Un puñado de nubes, 82

17-10-2011.

Invitarlos a Mauricio y a Angelo Sevilla, a su palacete sevillano ya limpio y arreglado, porque León le habría pedido a Amalia que se encargara de asearlo, ya que después de la disputa con los Corleone había quedado caótico y él no había tenido ni gana ni fuerzas, ni siquiera para colocar las destartaladas sillas en su sitio y las butacas en el emplazamiento exacto del salón.

Invitarlos a pasear por los jardines de la Buhaira, donde las hojas de octubre empiezan a deslizarse por el aire, siguiendo espirales imprevistas hasta arrastrarse por el suelo, empujadas por un vientecillo todavía suave.

Presentarlos a León, ese viejo amigo que parecía moverse con la exasperante y densa lentitud de una novela de Muñoz Molina y que, probablemente, los miraría de soslayo, cuando con tanta naturalidad (y, para su gusto, con demasiada frecuencia) se besaban las mejillas o se tomaban de la mano, cuando cruzaban por un paso de peatones.

Ofrecerles un aperitivo modesto en el humilde bar La Luna, como pretexto inverosímil de que conocieran la soltura del dicharachero Indalecio y a la amable y todavía bella Amalia. Decirles que allí la conocieron en circunstancias de un dudoso equívoco. Y allí, retrepados en las flácidas sillas de anea del bar La Luna, tomando una cerveza y unos cacahuetes, o sentados en uno de los duros bancos de piedra de La Buhaira, él mismo, Alfonso, les contaría escuetamente la tremenda y lastimosa historia de Aymara-Rosalva, esclava de los Corleone y hoy a salvo en su tierra peruana. Y ellos, Maurice y Angelo, le propondrían la manera de hacer para que los mafiosos desaparecieran, resolución sobre la cual él, en ese momento, no tenía ni idea, porque esperaba que se la manifestaran aquella misma tarde, antes de que, desde el aeropuerto de Zurich, volaran para Roma, en donde los esperaba el padre de Angelo.

Todos estos pensamientos fugaces cruzaban la mente adormecida de Alfonso, mientras la copa vacía, suspendida de los dedos de su mano, parecía que iba a caer irremisiblemente, mientras los bosques se ponían rojos y amarillos y mientras el oblicuo sol de septiembre quemaba con destellos dorados las laderas abiertas al poniente, antes de naufragar tras las ásperas crestas del Brämabüel y del Jakobshorn.

El sol de otoño tenía una lenta pesadez melosa, que entibiaba el aire y dejaba, en las vertientes, las hojas recién caídas de serbales y abedules como finas esponjas doradas, por donde correteaban las trepidantes ardillas a la búsqueda de piñones y de los últimos arándanos.

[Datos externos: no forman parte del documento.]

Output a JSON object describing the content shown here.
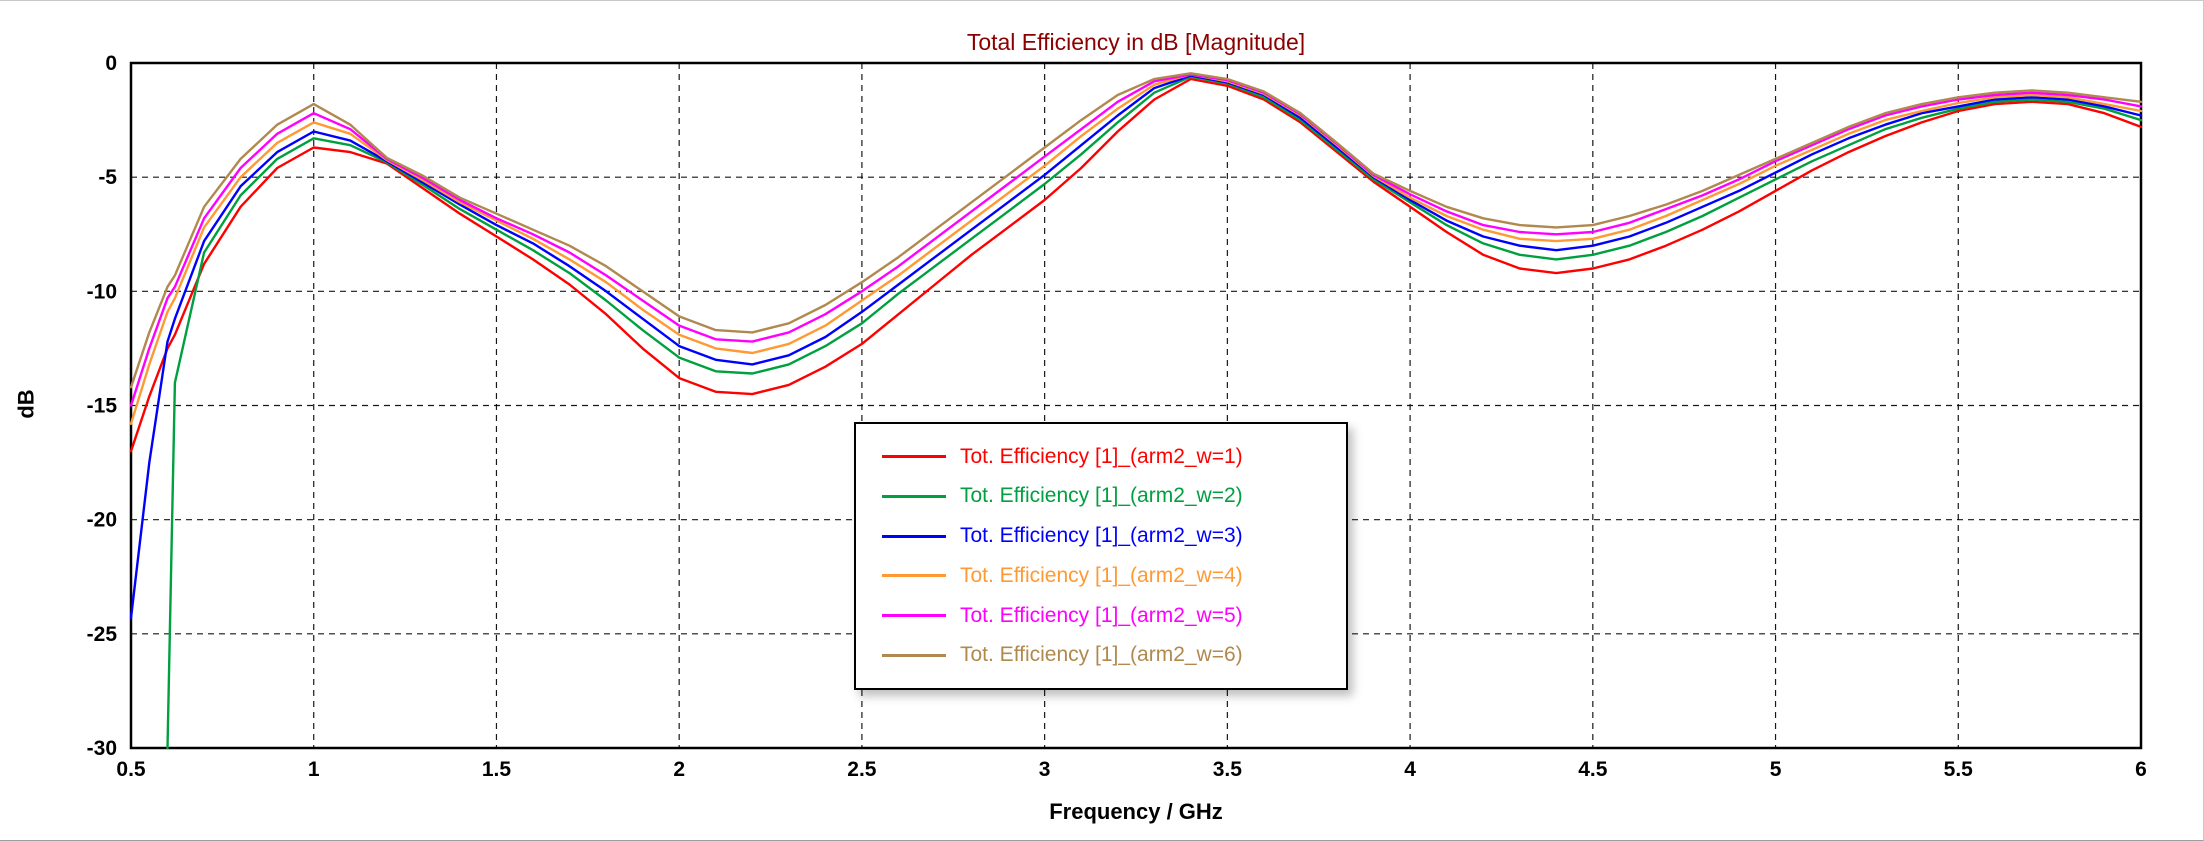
{
  "chart_data": {
    "type": "line",
    "title": "Total Efficiency in dB [Magnitude]",
    "title_color": "#8b0000",
    "xlabel": "Frequency / GHz",
    "ylabel": "dB",
    "xlim": [
      0.5,
      6
    ],
    "ylim": [
      -30,
      0
    ],
    "grid": "dashed",
    "legend_position": "center",
    "xticks": [
      0.5,
      1,
      1.5,
      2,
      2.5,
      3,
      3.5,
      4,
      4.5,
      5,
      5.5,
      6
    ],
    "xtick_labels": [
      "0.5",
      "1",
      "1.5",
      "2",
      "2.5",
      "3",
      "3.5",
      "4",
      "4.5",
      "5",
      "5.5",
      "6"
    ],
    "yticks": [
      0,
      -5,
      -10,
      -15,
      -20,
      -25,
      -30
    ],
    "ytick_labels": [
      "0",
      "-5",
      "-10",
      "-15",
      "-20",
      "-25",
      "-30"
    ],
    "x": [
      0.5,
      0.55,
      0.6,
      0.62,
      0.7,
      0.8,
      0.9,
      1,
      1.1,
      1.2,
      1.3,
      1.4,
      1.5,
      1.6,
      1.7,
      1.8,
      1.9,
      2,
      2.1,
      2.2,
      2.3,
      2.4,
      2.5,
      2.6,
      2.7,
      2.8,
      2.9,
      3,
      3.1,
      3.2,
      3.3,
      3.4,
      3.5,
      3.6,
      3.7,
      3.8,
      3.9,
      4,
      4.1,
      4.2,
      4.3,
      4.4,
      4.5,
      4.6,
      4.7,
      4.8,
      4.9,
      5,
      5.1,
      5.2,
      5.3,
      5.4,
      5.5,
      5.6,
      5.7,
      5.8,
      5.9,
      6
    ],
    "series": [
      {
        "name": "Tot. Efficiency [1]_(arm2_w=1)",
        "color": "#ff0000",
        "values": [
          -17,
          -14.6,
          -12.5,
          -11.9,
          -8.8,
          -6.3,
          -4.6,
          -3.7,
          -3.9,
          -4.4,
          -5.5,
          -6.6,
          -7.6,
          -8.6,
          -9.7,
          -11,
          -12.5,
          -13.8,
          -14.4,
          -14.5,
          -14.1,
          -13.3,
          -12.3,
          -11,
          -9.7,
          -8.4,
          -7.2,
          -6,
          -4.6,
          -3,
          -1.6,
          -0.7,
          -1,
          -1.6,
          -2.6,
          -3.9,
          -5.2,
          -6.3,
          -7.4,
          -8.4,
          -9,
          -9.2,
          -9,
          -8.6,
          -8,
          -7.3,
          -6.5,
          -5.6,
          -4.7,
          -3.9,
          -3.2,
          -2.6,
          -2.1,
          -1.8,
          -1.7,
          -1.8,
          -2.2,
          -2.8
        ]
      },
      {
        "name": "Tot. Efficiency [1]_(arm2_w=2)",
        "color": "#00a040",
        "values": [
          null,
          null,
          -30,
          -14,
          -8.3,
          -5.8,
          -4.2,
          -3.3,
          -3.6,
          -4.35,
          -5.35,
          -6.4,
          -7.3,
          -8.2,
          -9.2,
          -10.4,
          -11.7,
          -12.9,
          -13.5,
          -13.6,
          -13.2,
          -12.4,
          -11.4,
          -10.1,
          -8.9,
          -7.7,
          -6.5,
          -5.3,
          -4,
          -2.6,
          -1.3,
          -0.6,
          -0.9,
          -1.5,
          -2.5,
          -3.8,
          -5.1,
          -6.1,
          -7.1,
          -7.9,
          -8.4,
          -8.6,
          -8.4,
          -8,
          -7.4,
          -6.7,
          -5.9,
          -5.1,
          -4.3,
          -3.6,
          -2.9,
          -2.4,
          -2,
          -1.7,
          -1.6,
          -1.7,
          -2,
          -2.5
        ]
      },
      {
        "name": "Tot. Efficiency [1]_(arm2_w=3)",
        "color": "#0000ff",
        "values": [
          -24.3,
          -17.5,
          -12.2,
          -11.2,
          -7.8,
          -5.4,
          -3.9,
          -3,
          -3.4,
          -4.3,
          -5.25,
          -6.2,
          -7.1,
          -7.9,
          -8.9,
          -10,
          -11.2,
          -12.4,
          -13,
          -13.2,
          -12.8,
          -12,
          -10.9,
          -9.7,
          -8.5,
          -7.3,
          -6.1,
          -4.9,
          -3.6,
          -2.3,
          -1.1,
          -0.55,
          -0.85,
          -1.4,
          -2.4,
          -3.7,
          -5,
          -6,
          -6.9,
          -7.6,
          -8,
          -8.2,
          -8,
          -7.6,
          -7,
          -6.3,
          -5.6,
          -4.8,
          -4,
          -3.3,
          -2.7,
          -2.2,
          -1.9,
          -1.6,
          -1.5,
          -1.6,
          -1.9,
          -2.3
        ]
      },
      {
        "name": "Tot. Efficiency [1]_(arm2_w=4)",
        "color": "#ff9933",
        "values": [
          -15.8,
          -13.2,
          -10.9,
          -10.3,
          -7.2,
          -5,
          -3.5,
          -2.6,
          -3.1,
          -4.25,
          -5.15,
          -6.1,
          -6.9,
          -7.7,
          -8.6,
          -9.6,
          -10.8,
          -11.9,
          -12.5,
          -12.7,
          -12.3,
          -11.5,
          -10.4,
          -9.3,
          -8.1,
          -6.9,
          -5.7,
          -4.5,
          -3.2,
          -2,
          -0.95,
          -0.5,
          -0.8,
          -1.35,
          -2.3,
          -3.6,
          -4.95,
          -5.9,
          -6.7,
          -7.3,
          -7.7,
          -7.8,
          -7.7,
          -7.3,
          -6.7,
          -6,
          -5.3,
          -4.5,
          -3.8,
          -3.1,
          -2.5,
          -2.1,
          -1.75,
          -1.5,
          -1.4,
          -1.5,
          -1.8,
          -2.1
        ]
      },
      {
        "name": "Tot. Efficiency [1]_(arm2_w=5)",
        "color": "#ff00ff",
        "values": [
          -15,
          -12.5,
          -10.3,
          -9.8,
          -6.8,
          -4.6,
          -3.1,
          -2.2,
          -2.9,
          -4.2,
          -5.05,
          -6,
          -6.8,
          -7.5,
          -8.3,
          -9.3,
          -10.4,
          -11.5,
          -12.1,
          -12.2,
          -11.8,
          -11,
          -10,
          -8.9,
          -7.7,
          -6.5,
          -5.3,
          -4.1,
          -2.9,
          -1.7,
          -0.8,
          -0.5,
          -0.75,
          -1.3,
          -2.25,
          -3.55,
          -4.9,
          -5.75,
          -6.5,
          -7.1,
          -7.4,
          -7.5,
          -7.4,
          -7,
          -6.4,
          -5.8,
          -5.1,
          -4.3,
          -3.6,
          -2.9,
          -2.3,
          -1.9,
          -1.6,
          -1.4,
          -1.3,
          -1.4,
          -1.6,
          -1.9
        ]
      },
      {
        "name": "Tot. Efficiency [1]_(arm2_w=6)",
        "color": "#b0894f",
        "values": [
          -14.2,
          -11.8,
          -9.8,
          -9.3,
          -6.3,
          -4.2,
          -2.7,
          -1.8,
          -2.7,
          -4.15,
          -4.95,
          -5.9,
          -6.6,
          -7.3,
          -8,
          -8.9,
          -10,
          -11.1,
          -11.7,
          -11.8,
          -11.4,
          -10.6,
          -9.6,
          -8.5,
          -7.3,
          -6.1,
          -4.9,
          -3.7,
          -2.5,
          -1.4,
          -0.7,
          -0.45,
          -0.7,
          -1.25,
          -2.2,
          -3.5,
          -4.85,
          -5.6,
          -6.3,
          -6.8,
          -7.1,
          -7.2,
          -7.1,
          -6.7,
          -6.2,
          -5.6,
          -4.9,
          -4.2,
          -3.5,
          -2.8,
          -2.2,
          -1.8,
          -1.5,
          -1.3,
          -1.2,
          -1.3,
          -1.5,
          -1.7
        ]
      }
    ]
  }
}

A veces bajaba, de las austeras cumbres, el lejano resoplido de un fusil de caza.

El tiempo, inamovible, parecía haberse adormecido en los párpados de Alfonso. De pronto, la transparencia del aire, en aquella mañana tibia de septiembre, pareció enturbiarse en la mente de Alfonso cuando, de manera intempestiva, le asaltó el recuerdo de «la rubia del póquer»; la idea de que su provocante figura pudiera desbaratar todos los proyectos le hizo erguirse sobre el asiento y apretar con fuerza el cristal de la copa. En ese mismo momento, se oyó sonar el móvil. Era Maurice. Las cosas estaban claras. Efectivamente, «la rubia del póker» había tenido el descaro de presentarse ante la puerta del apartamento y preguntar por Angelo, con una voz lo suficientemente vigorosa y al mismo tiempo acaramelada para que éste la oyera. Pero Angelo ha sabido revolverse de manera responsable e inteligente.

Maurice parecía haber recobrado su ardiente ánimo, desvencijado por la sospecha de la eventual fuga de Angelo con la prostituta rusa. Había apuntalado su vida en la de Angelo y un tembloroso escalofrío recorría su espalda cada vez que, en el joven italiano, se despertaba la llamarada del sexo femenino. Pero su carácter impermeable e independiente no dejaba ninguna fisura que permitiera prevenir el más mínimo desliz. Antes bien, como no tenía ningún proyecto de vida concreto, respondía de la manera más aleatoria y antojadiza a las situaciones más dispares. Esos desvaríos ulceraban a Maurice y lo llevaban al borde de la depresión.